If you say "Don't publish", then you acknowledge that it's a big deal.
I say to GP: "Congrats for finding a shell escape, it's always a big deal. But don't publish it... Yet".
Give them a chance to fix it. But it they don't even answer to the emails, even just saying: "thx we're busy we can't fix right now but will do", then at some point you just publish.
It doesn't take long to answer an email saying "thanks, we'll fix it eventually".
If they can't commit to a hard timeline of less than a few days, then publish. What happens next is not your fault - it was inevitable anyway.
Edit for clarity: This is just in general, not specifically SDF or small orgs or large orgs.
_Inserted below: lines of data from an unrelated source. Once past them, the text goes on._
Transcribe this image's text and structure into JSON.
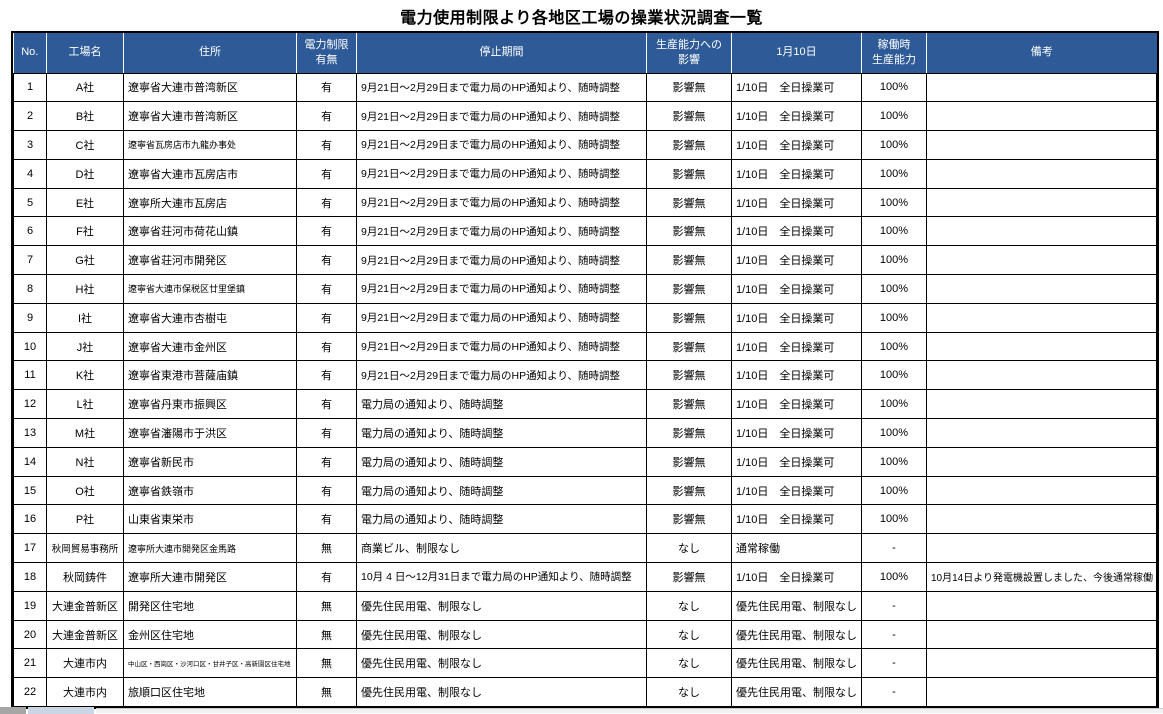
{
  "title": "電力使用制限より各地区工場の操業状況調査一覧",
  "colors": {
    "header_bg": "#2E5B97",
    "header_text": "#FFFFFF",
    "grid_line": "#000000"
  },
  "table": {
    "columns": [
      "No.",
      "工場名",
      "住所",
      "電力制限\n有無",
      "停止期間",
      "生産能力への\n影響",
      "1月10日",
      "稼働時\n生産能力",
      "備考"
    ],
    "rows": [
      {
        "no": "1",
        "name": "A社",
        "address": "遼寧省大連市普湾新区",
        "restriction": "有",
        "period": "9月21日～2月29日まで電力局のHP通知より、随時調整",
        "impact": "影響無",
        "status": "1/10日　全日操業可",
        "capacity": "100%",
        "remarks": ""
      },
      {
        "no": "2",
        "name": "B社",
        "address": "遼寧省大連市普湾新区",
        "restriction": "有",
        "period": "9月21日～2月29日まで電力局のHP通知より、随時調整",
        "impact": "影響無",
        "status": "1/10日　全日操業可",
        "capacity": "100%",
        "remarks": ""
      },
      {
        "no": "3",
        "name": "C社",
        "address": "遼寧省瓦房店市九龍办事处",
        "restriction": "有",
        "period": "9月21日～2月29日まで電力局のHP通知より、随時調整",
        "impact": "影響無",
        "status": "1/10日　全日操業可",
        "capacity": "100%",
        "remarks": ""
      },
      {
        "no": "4",
        "name": "D社",
        "address": "遼寧省大連市瓦房店市",
        "restriction": "有",
        "period": "9月21日～2月29日まで電力局のHP通知より、随時調整",
        "impact": "影響無",
        "status": "1/10日　全日操業可",
        "capacity": "100%",
        "remarks": ""
      },
      {
        "no": "5",
        "name": "E社",
        "address": "遼寧所大連市瓦房店",
        "restriction": "有",
        "period": "9月21日～2月29日まで電力局のHP通知より、随時調整",
        "impact": "影響無",
        "status": "1/10日　全日操業可",
        "capacity": "100%",
        "remarks": ""
      },
      {
        "no": "6",
        "name": "F社",
        "address": "遼寧省荘河市荷花山鎮",
        "restriction": "有",
        "period": "9月21日～2月29日まで電力局のHP通知より、随時調整",
        "impact": "影響無",
        "status": "1/10日　全日操業可",
        "capacity": "100%",
        "remarks": ""
      },
      {
        "no": "7",
        "name": "G社",
        "address": "遼寧省荘河市開発区",
        "restriction": "有",
        "period": "9月21日～2月29日まで電力局のHP通知より、随時調整",
        "impact": "影響無",
        "status": "1/10日　全日操業可",
        "capacity": "100%",
        "remarks": ""
      },
      {
        "no": "8",
        "name": "H社",
        "address": "遼寧省大連市保税区廿里堡鎮",
        "restriction": "有",
        "period": "9月21日～2月29日まで電力局のHP通知より、随時調整",
        "impact": "影響無",
        "status": "1/10日　全日操業可",
        "capacity": "100%",
        "remarks": ""
      },
      {
        "no": "9",
        "name": "I社",
        "address": "遼寧省大連市杏樹屯",
        "restriction": "有",
        "period": "9月21日～2月29日まで電力局のHP通知より、随時調整",
        "impact": "影響無",
        "status": "1/10日　全日操業可",
        "capacity": "100%",
        "remarks": ""
      },
      {
        "no": "10",
        "name": "J社",
        "address": "遼寧省大連市金州区",
        "restriction": "有",
        "period": "9月21日～2月29日まで電力局のHP通知より、随時調整",
        "impact": "影響無",
        "status": "1/10日　全日操業可",
        "capacity": "100%",
        "remarks": ""
      },
      {
        "no": "11",
        "name": "K社",
        "address": "遼寧省東港市菩薩庙鎮",
        "restriction": "有",
        "period": "9月21日～2月29日まで電力局のHP通知より、随時調整",
        "impact": "影響無",
        "status": "1/10日　全日操業可",
        "capacity": "100%",
        "remarks": ""
      },
      {
        "no": "12",
        "name": "L社",
        "address": "遼寧省丹東市振興区",
        "restriction": "有",
        "period": "電力局の通知より、随時調整",
        "impact": "影響無",
        "status": "1/10日　全日操業可",
        "capacity": "100%",
        "remarks": ""
      },
      {
        "no": "13",
        "name": "M社",
        "address": "遼寧省瀋陽市于洪区",
        "restriction": "有",
        "period": "電力局の通知より、随時調整",
        "impact": "影響無",
        "status": "1/10日　全日操業可",
        "capacity": "100%",
        "remarks": ""
      },
      {
        "no": "14",
        "name": "N社",
        "address": "遼寧省新民市",
        "restriction": "有",
        "period": "電力局の通知より、随時調整",
        "impact": "影響無",
        "status": "1/10日　全日操業可",
        "capacity": "100%",
        "remarks": ""
      },
      {
        "no": "15",
        "name": "O社",
        "address": "遼寧省鉄嶺市",
        "restriction": "有",
        "period": "電力局の通知より、随時調整",
        "impact": "影響無",
        "status": "1/10日　全日操業可",
        "capacity": "100%",
        "remarks": ""
      },
      {
        "no": "16",
        "name": "P社",
        "address": "山東省東栄市",
        "restriction": "有",
        "period": "電力局の通知より、随時調整",
        "impact": "影響無",
        "status": "1/10日　全日操業可",
        "capacity": "100%",
        "remarks": ""
      },
      {
        "no": "17",
        "name": "秋岡貿易事務所",
        "address": "遼寧所大連市開発区金馬路",
        "restriction": "無",
        "period": "商業ビル、制限なし",
        "impact": "なし",
        "status": "通常稼働",
        "capacity": "-",
        "remarks": ""
      },
      {
        "no": "18",
        "name": "秋岡鋳件",
        "address": "遼寧所大連市開発区",
        "restriction": "有",
        "period": "10月 4 日～12月31日まで電力局のHP通知より、随時調整",
        "impact": "影響無",
        "status": "1/10日　全日操業可",
        "capacity": "100%",
        "remarks": "10月14日より発電機設置しました、今後通常稼働"
      },
      {
        "no": "19",
        "name": "大連金普新区",
        "address": "開発区住宅地",
        "restriction": "無",
        "period": "優先住民用電、制限なし",
        "impact": "なし",
        "status": "優先住民用電、制限なし",
        "capacity": "-",
        "remarks": ""
      },
      {
        "no": "20",
        "name": "大連金普新区",
        "address": "金州区住宅地",
        "restriction": "無",
        "period": "優先住民用電、制限なし",
        "impact": "なし",
        "status": "優先住民用電、制限なし",
        "capacity": "-",
        "remarks": ""
      },
      {
        "no": "21",
        "name": "大連市内",
        "address": "中山区・西崗区・沙河口区・甘井子区・高新園区住宅地",
        "restriction": "無",
        "period": "優先住民用電、制限なし",
        "impact": "なし",
        "status": "優先住民用電、制限なし",
        "capacity": "-",
        "remarks": ""
      },
      {
        "no": "22",
        "name": "大連市内",
        "address": "旅順口区住宅地",
        "restriction": "無",
        "period": "優先住民用電、制限なし",
        "impact": "なし",
        "status": "優先住民用電、制限なし",
        "capacity": "-",
        "remarks": ""
      }
    ]
  }
}
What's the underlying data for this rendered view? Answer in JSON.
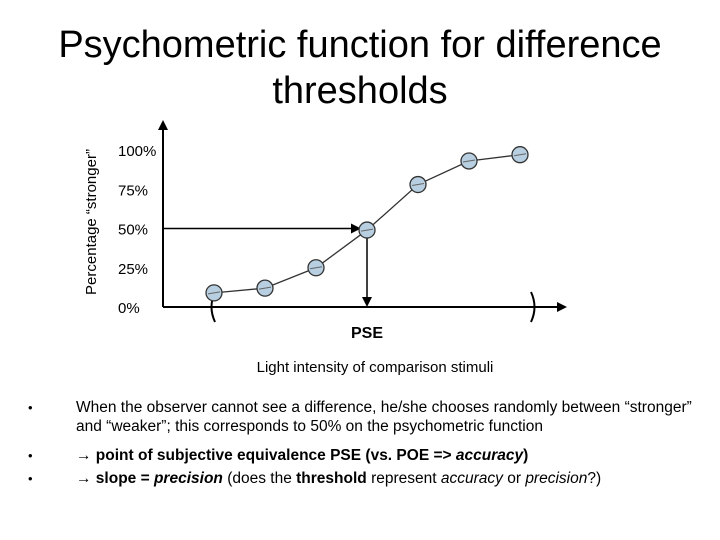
{
  "title_line1": "Psychometric function for difference",
  "title_line2": "thresholds",
  "chart_data": {
    "type": "scatter",
    "ylabel": "Percentage “stronger”",
    "xlabel": "Light intensity of comparison stimuli",
    "yticks": [
      "100%",
      "75%",
      "50%",
      "25%",
      "0%"
    ],
    "ytick_values": [
      100,
      75,
      50,
      25,
      0
    ],
    "pse_label": "PSE",
    "x": [
      1,
      2,
      3,
      4,
      5,
      6,
      7
    ],
    "y": [
      9,
      12,
      25,
      49,
      78,
      93,
      97
    ],
    "pse_x": 4,
    "colors": {
      "marker_fill": "#b7cfe0",
      "marker_stroke": "#333333",
      "axis": "#000000"
    }
  },
  "bullets": [
    {
      "marker": "•",
      "text": "When the observer cannot see a difference, he/she chooses randomly between “stronger” and “weaker”; this corresponds to 50% on the psychometric function"
    },
    {
      "marker": "•",
      "arrow": "→",
      "part1": " point of subjective equivalence PSE (vs. POE => ",
      "part2": "accuracy",
      "part3": ")"
    },
    {
      "marker": "•",
      "arrow": "→",
      "part1": " slope = ",
      "part2": "precision",
      "part3": " (does the ",
      "part4": "threshold",
      "part5": " represent ",
      "part6": "accuracy",
      "part7": " or ",
      "part8": "precision",
      "part9": "?)"
    }
  ]
}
The internet does not care about the difference. The internet just does not care period. Nobody is going to give anyone else any breaks, and especially not a botnet.
You can do a lot with S9 Scheme and the Unix API/syscalls it supports.
But the whole thing is: if you can escape as non verified user, than you can mass automate it to do ddos etc...
Perhaps just run "bash -c 'stress --cpu 64 ; echo fix your shell escape'"l " or something like that.
Some security practices sometimes feels like someone stabbing you just to prove you could be stabbed. Then they point at the wound and say: "See? You should be more careful."
Yes, the risk is real, but creating harm to demonstrate it isnt the same as protecting people.
If I ever experienced something like that, I'd be banning the person (or limiting their resources drastically) for 60 to 90 days to bring the impact of this matter to their attention.
Anything affecting users on a system is not harmless.
Very cool how they tried to move and preserve many of the living computer museum’s computers before Paul Allens sister could sell them all off. https://wiki.sdf.org/doku.php?id=vintage_systems:lcml_collec...
I remember seeing the TOAD systems when I visited in 2016 long before they closed, it’s very sad that people no longer get to experience computer history in person the same way.